Como siempre, serán las corrientes sociales y no las especulaciones teóricas las que marcarán
el rumbo en el futuro; pero también hay que considerar que tales corrientes, por su propia
definición, no se generan automáticamente, sin el concurso de los ciudadanos reclamando
vivamente por sus derechos.
(*)Publicado en la Revista del Colegio de Abogados de la Ciudad de Buenos Aires, Tomo 71,
Número 1, Julio 2011
[1] SCHMITT, Carl.

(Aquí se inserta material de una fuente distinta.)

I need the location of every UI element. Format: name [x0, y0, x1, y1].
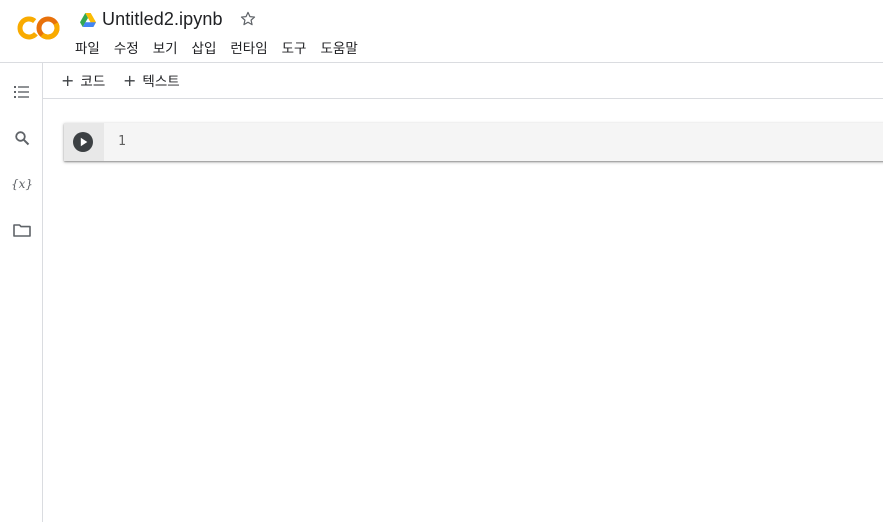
add-code-label: 코드	[80, 74, 106, 90]
menu-file[interactable]: 파일	[75, 36, 100, 58]
menu-insert[interactable]: 삽입	[192, 36, 217, 58]
menu-help[interactable]: 도움말	[320, 36, 357, 58]
cell-line-number: 1	[118, 134, 126, 149]
add-text-label: 텍스트	[142, 74, 180, 90]
play-circle-icon[interactable]	[73, 132, 93, 152]
plus-icon: +	[123, 70, 137, 90]
colab-app: Untitled2.ipynb 파일 수정 보기 삽입 런타임 도구 도움말 {…	[0, 0, 883, 522]
variables-icon[interactable]: {x}	[11, 173, 33, 195]
menu-view[interactable]: 보기	[153, 36, 178, 58]
colab-logo[interactable]	[17, 15, 61, 41]
header: Untitled2.ipynb 파일 수정 보기 삽입 런타임 도구 도움말	[0, 0, 883, 63]
menu-edit[interactable]: 수정	[114, 36, 139, 58]
code-cell[interactable]: 1	[64, 123, 883, 161]
folder-icon[interactable]	[11, 219, 33, 241]
menu-tools[interactable]: 도구	[282, 36, 307, 58]
menu-bar: 파일 수정 보기 삽입 런타임 도구 도움말	[75, 37, 372, 57]
left-rail: {x}	[0, 63, 43, 522]
menu-runtime[interactable]: 런타임	[230, 36, 267, 58]
star-outline-icon[interactable]	[239, 10, 257, 28]
cell-gutter	[64, 123, 104, 161]
plus-icon: +	[61, 70, 75, 90]
add-code-button[interactable]: + 코드	[61, 70, 106, 91]
notebook-title[interactable]: Untitled2.ipynb	[102, 9, 223, 30]
variables-label: {x}	[10, 177, 34, 191]
search-icon[interactable]	[11, 127, 33, 149]
google-drive-icon[interactable]	[80, 12, 96, 27]
add-text-button[interactable]: + 텍스트	[123, 70, 180, 91]
title-row: Untitled2.ipynb	[80, 6, 257, 32]
table-of-contents-icon[interactable]	[11, 81, 33, 103]
notebook-toolbar: + 코드 + 텍스트	[43, 63, 883, 99]
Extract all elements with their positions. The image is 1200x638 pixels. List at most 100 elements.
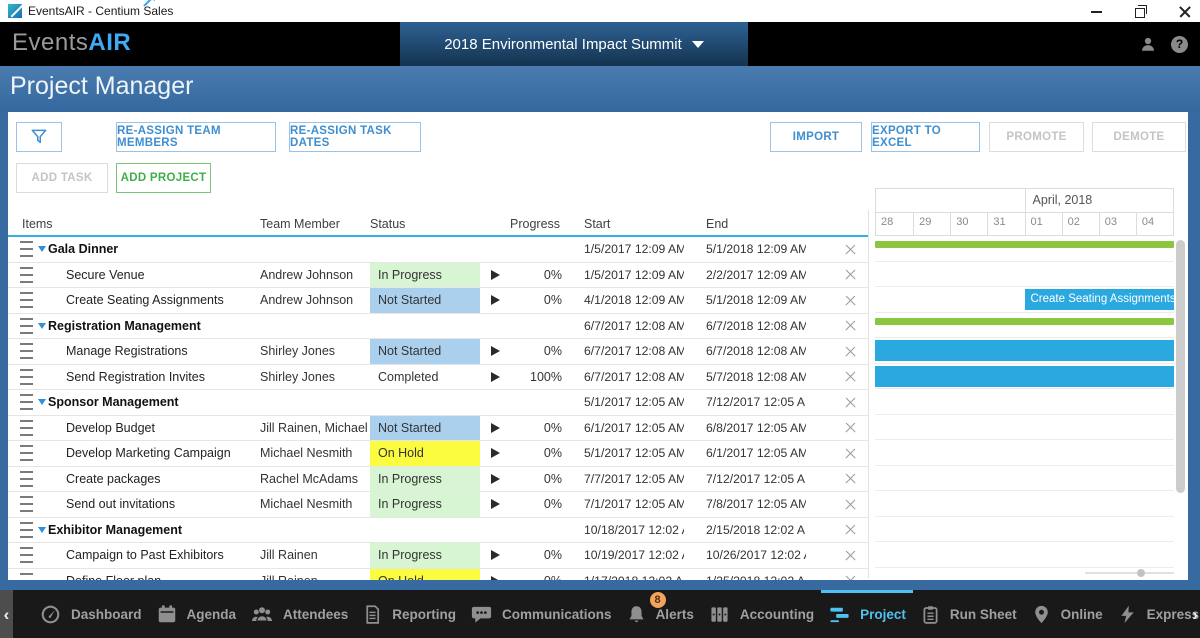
event-selector[interactable]: 2018 Environmental Impact Summit	[400, 22, 748, 66]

El concepto de lo político; Madrid, Alianza Editorial, 1991, p.58. Título del
original en alemán: Der Begriff des Politischen. Traducción y prólogo de Rafael Agapito.
[2] Convención Interamericana de Derechos Humanos, artículo 8º, inciso 1.
[3] GOLDSCHMIDT, Werner. Introducción Filosófica al Derecho – La teoría trialista del mundo
jurídico y sus horizontes; 4ª edición, Buenos Aires, Depalma, 1973, p.401, §417
[4] GOLDSCHMIDT…op.cit…, p.403 y 404, §420
[5] GOLDSCHMIDT…op.cit…; p.405, §422
[6] http://www.colabogados.org.ar/larevista/articulo.php?origen=&id=109&idrevista=11
[7] Ver, por ejemplo, la prisión de San Pablo (Hch 28; 30), que duró dos años, después de los
cuales debió ser dejado en libertad, al no presentarse sus acusadores
[8] Diario La Nación. Suplemento “Enfoques”, Domingo 15 de mayo de 2011.
[9]DIGGINS, John P. La Desobediencia Civil en el Pensamiento Político Estadounidense, en el
compendio: La creación de los Estados Unidos, publicado por el Servicio Cultural e Informativo
de los Estados Unidos, Washington, D.C.